The USMCA is a very lengthy, complex agreement, so there’s much to review and consider. The major takeaway is that the agreement preserves and maintains NAFTA. However, it does not appear to be a significant improvement over NAFTA. Canada won the hard-fought battles to maintain Chapter 19 and the supply management system (allowing minimal greater access for US exporters to Canada’s dairy market). But forward-looking proposals made by Canada—such as promoting a progressive trade agenda—unfortunately were not adopted. Still, the fact that there is a trilateral agreement is in itself a victory. Properly implemented, the USMCA could bring predictability, stability, and security to trading relations in North America.

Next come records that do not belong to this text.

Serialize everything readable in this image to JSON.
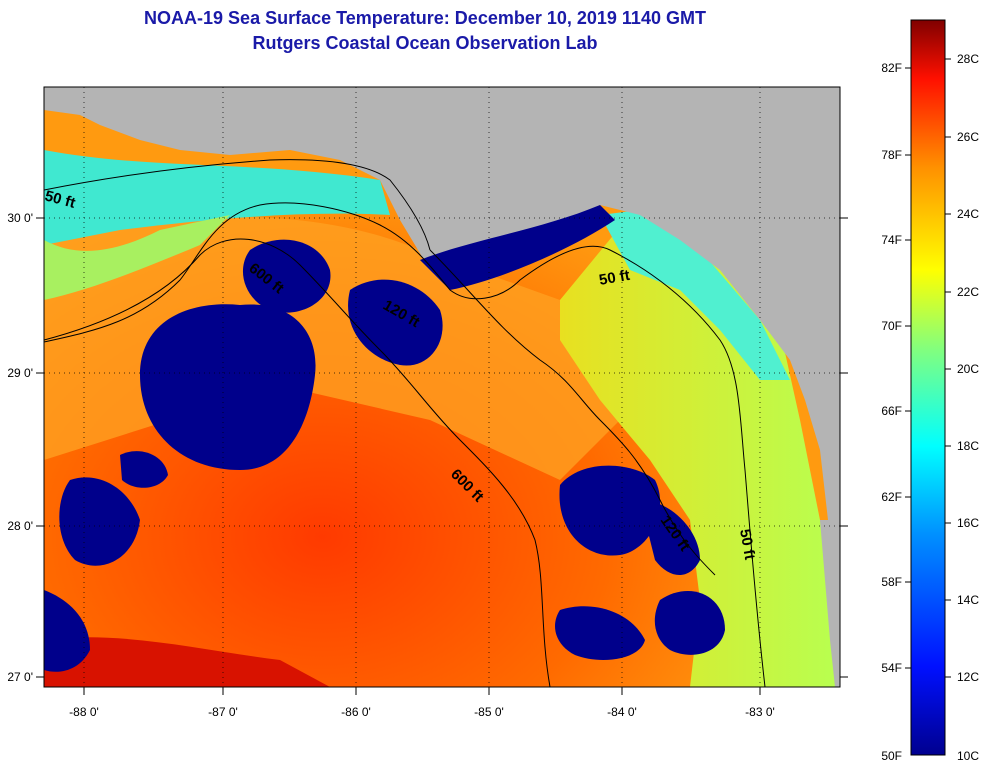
{
  "title": {
    "line1": "NOAA-19 Sea Surface Temperature:  December 10, 2019 1140 GMT",
    "line2": "Rutgers Coastal Ocean Observation Lab"
  },
  "map": {
    "lon_labels": [
      "-88 0'",
      "-87 0'",
      "-86 0'",
      "-85 0'",
      "-84 0'",
      "-83 0'"
    ],
    "lat_labels": [
      "30 0'",
      "29 0'",
      "28 0'",
      "27 0'"
    ],
    "contour_labels": [
      "50 ft",
      "600 ft",
      "120 ft",
      "50 ft",
      "600 ft",
      "120 ft",
      "50 ft"
    ],
    "land_color": "#b4b4b4",
    "cloud_color": "#00008b"
  },
  "colorbar": {
    "fahrenheit_labels": [
      "82F",
      "78F",
      "74F",
      "70F",
      "66F",
      "62F",
      "58F",
      "54F",
      "50F"
    ],
    "celsius_labels": [
      "28C",
      "26C",
      "24C",
      "22C",
      "20C",
      "18C",
      "16C",
      "14C",
      "12C",
      "10C"
    ]
  }
}
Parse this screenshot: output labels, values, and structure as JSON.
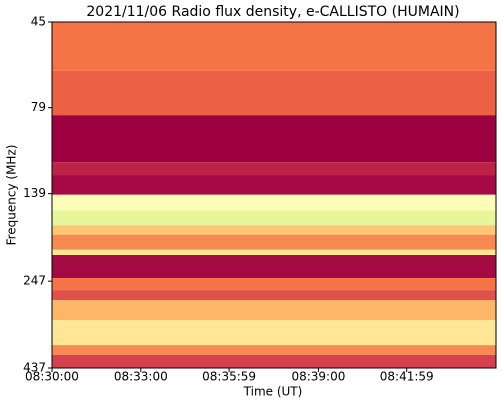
{
  "chart_data": {
    "type": "spectrogram",
    "title": "2021/11/06  Radio flux density, e-CALLISTO (HUMAIN)",
    "x_label": "Time (UT)",
    "y_label": "Frequency (MHz)",
    "xlim": [
      30600,
      31500
    ],
    "xticks": [
      {
        "value": 30600,
        "label": "08:30:00"
      },
      {
        "value": 30780,
        "label": "08:33:00"
      },
      {
        "value": 30959,
        "label": "08:35:59"
      },
      {
        "value": 31140,
        "label": "08:39:00"
      },
      {
        "value": 31319,
        "label": "08:41:59"
      }
    ],
    "ylim": [
      45,
      437
    ],
    "yticks": [
      45,
      79,
      139,
      247,
      437
    ],
    "y_log": true,
    "y_inverted": true,
    "colormap": [
      "#9e0142",
      "#d53e4f",
      "#f46d43",
      "#fdae61",
      "#fee08b",
      "#ffffbf",
      "#e6f598",
      "#abdda4"
    ],
    "bands": [
      {
        "range": [
          45,
          62
        ],
        "level": 0.3
      },
      {
        "range": [
          62,
          83
        ],
        "level": 0.25
      },
      {
        "range": [
          83,
          113
        ],
        "level": 0.0
      },
      {
        "range": [
          113,
          123
        ],
        "level": 0.08
      },
      {
        "range": [
          123,
          140
        ],
        "level": 0.02
      },
      {
        "range": [
          140,
          155
        ],
        "level": 0.7
      },
      {
        "range": [
          155,
          171
        ],
        "level": 0.85
      },
      {
        "range": [
          171,
          182
        ],
        "level": 0.5
      },
      {
        "range": [
          182,
          201
        ],
        "level": 0.35
      },
      {
        "range": [
          201,
          208
        ],
        "level": 0.6
      },
      {
        "range": [
          208,
          242
        ],
        "level": 0.02
      },
      {
        "range": [
          242,
          262
        ],
        "level": 0.3
      },
      {
        "range": [
          262,
          280
        ],
        "level": 0.2
      },
      {
        "range": [
          280,
          319
        ],
        "level": 0.45
      },
      {
        "range": [
          319,
          376
        ],
        "level": 0.6
      },
      {
        "range": [
          376,
          401
        ],
        "level": 0.35
      },
      {
        "range": [
          401,
          437
        ],
        "level": 0.15
      }
    ]
  }
}
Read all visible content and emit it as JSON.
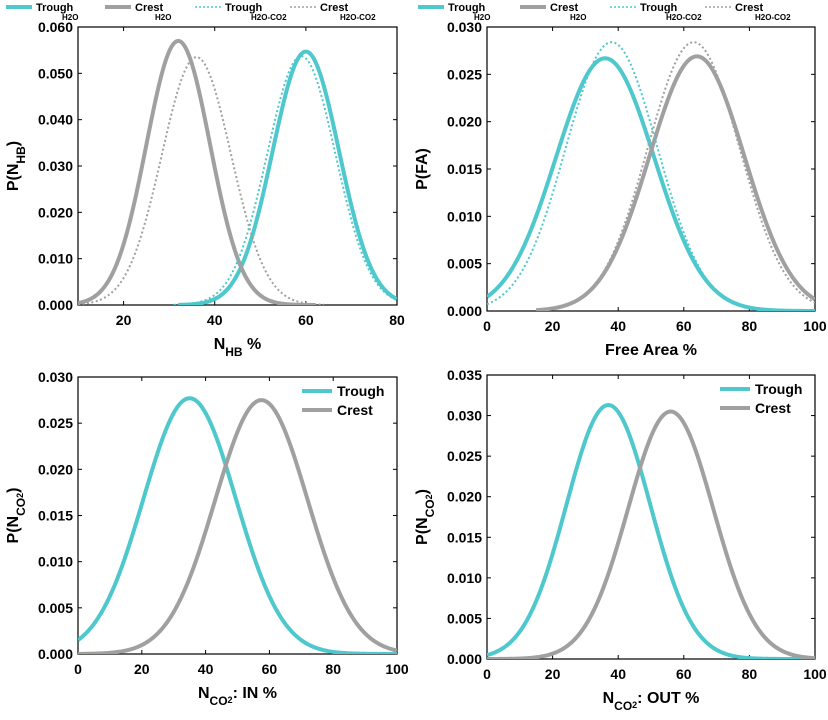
{
  "colors": {
    "trough": "#4EC8CC",
    "crest": "#A0A0A0"
  },
  "chart_data": [
    {
      "id": "nhb",
      "type": "line",
      "title": "",
      "ylabel_main": "P(N",
      "ylabel_sub": "HB",
      "ylabel_end": ")",
      "xlabel_main": "N",
      "xlabel_sub": "HB",
      "xlabel_end": " %",
      "xlim": [
        10,
        80
      ],
      "ylim": [
        0,
        0.06
      ],
      "xticks": [
        "20",
        "40",
        "60",
        "80"
      ],
      "xtick_values": [
        20,
        40,
        60,
        80
      ],
      "yticks": [
        "0.000",
        "0.010",
        "0.020",
        "0.030",
        "0.040",
        "0.050",
        "0.060"
      ],
      "ytick_values": [
        0,
        0.01,
        0.02,
        0.03,
        0.04,
        0.05,
        0.06
      ],
      "legend_position": "top-outside",
      "series": [
        {
          "name": "Trough",
          "sub": "H2O",
          "color_key": "trough",
          "style": "solid",
          "mean": 60,
          "sd": 7.3,
          "peak": 0.0547,
          "xmin": 32,
          "xmax": 80
        },
        {
          "name": "Crest",
          "sub": "H2O",
          "color_key": "crest",
          "style": "solid",
          "mean": 32,
          "sd": 7.0,
          "peak": 0.057,
          "xmin": 10,
          "xmax": 62
        },
        {
          "name": "Trough",
          "sub": "H2O-CO2",
          "color_key": "trough",
          "style": "dotted",
          "mean": 59,
          "sd": 7.5,
          "peak": 0.0537,
          "xmin": 31,
          "xmax": 80
        },
        {
          "name": "Crest",
          "sub": "H2O-CO2",
          "color_key": "crest",
          "style": "dotted",
          "mean": 36,
          "sd": 7.6,
          "peak": 0.0535,
          "xmin": 10,
          "xmax": 64
        }
      ]
    },
    {
      "id": "fa",
      "type": "line",
      "title": "",
      "ylabel_main": "P(FA)",
      "ylabel_sub": "",
      "ylabel_end": "",
      "xlabel_main": "Free Area %",
      "xlabel_sub": "",
      "xlabel_end": "",
      "xlim": [
        0,
        100
      ],
      "ylim": [
        0,
        0.03
      ],
      "xticks": [
        "0",
        "20",
        "40",
        "60",
        "80",
        "100"
      ],
      "xtick_values": [
        0,
        20,
        40,
        60,
        80,
        100
      ],
      "yticks": [
        "0.000",
        "0.005",
        "0.010",
        "0.015",
        "0.020",
        "0.025",
        "0.030"
      ],
      "ytick_values": [
        0,
        0.005,
        0.01,
        0.015,
        0.02,
        0.025,
        0.03
      ],
      "legend_position": "top-outside",
      "series": [
        {
          "name": "Trough",
          "sub": "H2O",
          "color_key": "trough",
          "style": "solid",
          "mean": 36,
          "sd": 15,
          "peak": 0.0267,
          "xmin": 0,
          "xmax": 100
        },
        {
          "name": "Crest",
          "sub": "H2O",
          "color_key": "crest",
          "style": "solid",
          "mean": 64,
          "sd": 14.5,
          "peak": 0.0269,
          "xmin": 15,
          "xmax": 100
        },
        {
          "name": "Trough",
          "sub": "H2O-CO2",
          "color_key": "trough",
          "style": "dotted",
          "mean": 38,
          "sd": 14,
          "peak": 0.0284,
          "xmin": 0,
          "xmax": 100
        },
        {
          "name": "Crest",
          "sub": "H2O-CO2",
          "color_key": "crest",
          "style": "dotted",
          "mean": 63,
          "sd": 14,
          "peak": 0.0284,
          "xmin": 15,
          "xmax": 100
        }
      ]
    },
    {
      "id": "nco2-in",
      "type": "line",
      "title": "",
      "ylabel_main": "P(N",
      "ylabel_sub": "CO2",
      "ylabel_end": ")",
      "xlabel_main": "N",
      "xlabel_sub": "CO2",
      "xlabel_end": ": IN %",
      "xlim": [
        0,
        100
      ],
      "ylim": [
        0,
        0.03
      ],
      "xticks": [
        "0",
        "20",
        "40",
        "60",
        "80",
        "100"
      ],
      "xtick_values": [
        0,
        20,
        40,
        60,
        80,
        100
      ],
      "yticks": [
        "0.000",
        "0.005",
        "0.010",
        "0.015",
        "0.020",
        "0.025",
        "0.030"
      ],
      "ytick_values": [
        0,
        0.005,
        0.01,
        0.015,
        0.02,
        0.025,
        0.03
      ],
      "legend_position": "top-right",
      "series": [
        {
          "name": "Trough",
          "sub": "",
          "color_key": "trough",
          "style": "solid",
          "mean": 35,
          "sd": 14.5,
          "peak": 0.0277,
          "xmin": 0,
          "xmax": 100
        },
        {
          "name": "Crest",
          "sub": "",
          "color_key": "crest",
          "style": "solid",
          "mean": 57.5,
          "sd": 14.5,
          "peak": 0.0275,
          "xmin": 0,
          "xmax": 100
        }
      ]
    },
    {
      "id": "nco2-out",
      "type": "line",
      "title": "",
      "ylabel_main": "P(N",
      "ylabel_sub": "CO2",
      "ylabel_end": ")",
      "xlabel_main": "N",
      "xlabel_sub": "CO2",
      "xlabel_end": ": OUT %",
      "xlim": [
        0,
        100
      ],
      "ylim": [
        0,
        0.035
      ],
      "xticks": [
        "0",
        "20",
        "40",
        "60",
        "80",
        "100"
      ],
      "xtick_values": [
        0,
        20,
        40,
        60,
        80,
        100
      ],
      "yticks": [
        "0.000",
        "0.005",
        "0.010",
        "0.015",
        "0.020",
        "0.025",
        "0.030",
        "0.035"
      ],
      "ytick_values": [
        0,
        0.005,
        0.01,
        0.015,
        0.02,
        0.025,
        0.03,
        0.035
      ],
      "legend_position": "top-right",
      "series": [
        {
          "name": "Trough",
          "sub": "",
          "color_key": "trough",
          "style": "solid",
          "mean": 37,
          "sd": 12.8,
          "peak": 0.0313,
          "xmin": 0,
          "xmax": 100
        },
        {
          "name": "Crest",
          "sub": "",
          "color_key": "crest",
          "style": "solid",
          "mean": 56,
          "sd": 13,
          "peak": 0.0305,
          "xmin": 0,
          "xmax": 100
        }
      ]
    }
  ]
}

—vice-president, Dairy Farmers of Canada
The new trade agreement is a pretty devastating hit for Canada’s dairy industry. We’re very disappointed. It will eliminate Class 7, a price structure that applies to ingredients such as protein concentrates, skim milk, and whole-milk powder and was introduced last year to help address a surplus. Without Class 7, we won’t be able to fully pursue the Canadian market. It will shrink our industry. There has been no real acknowledgment of that.
The deal is being positioned as a good one for Canada, with small concessions to our dairy industry, but the way I see it, the deal will make it more difficult for us to grow the industry. What about the young families who are looking to be the future of our industry? We estimate that, with the cumulative impact of previous trade deals, total imports will now make up 18 percent of dairy market—a loss of $1.2 billion for farmers every year. This deal makes it impossible for us to compete in our market.
I don’t think any of this is a good thing for consumers either. We understand what is important to our consumers in Canada. Canadians consumers care how their food is produced. In Canada, for example, we do not use the growth hormone rBST, but they do use it regularly in the US. The hormone is meant to increase the milk production of every cow. Farmers here don’t want to use it because we don’t think it’s a good thing—and even if it were used, we also know that Canadian consumers don’t want it in their milk. But, soon, we’ll be getting more milk in from the US, and isn’t like the cartons will all have a US flag on them. How will Canadian consumers know what they’re getting? Certainly, going forward, it’s going to become even more important for us to clearly identify our products as Canadian.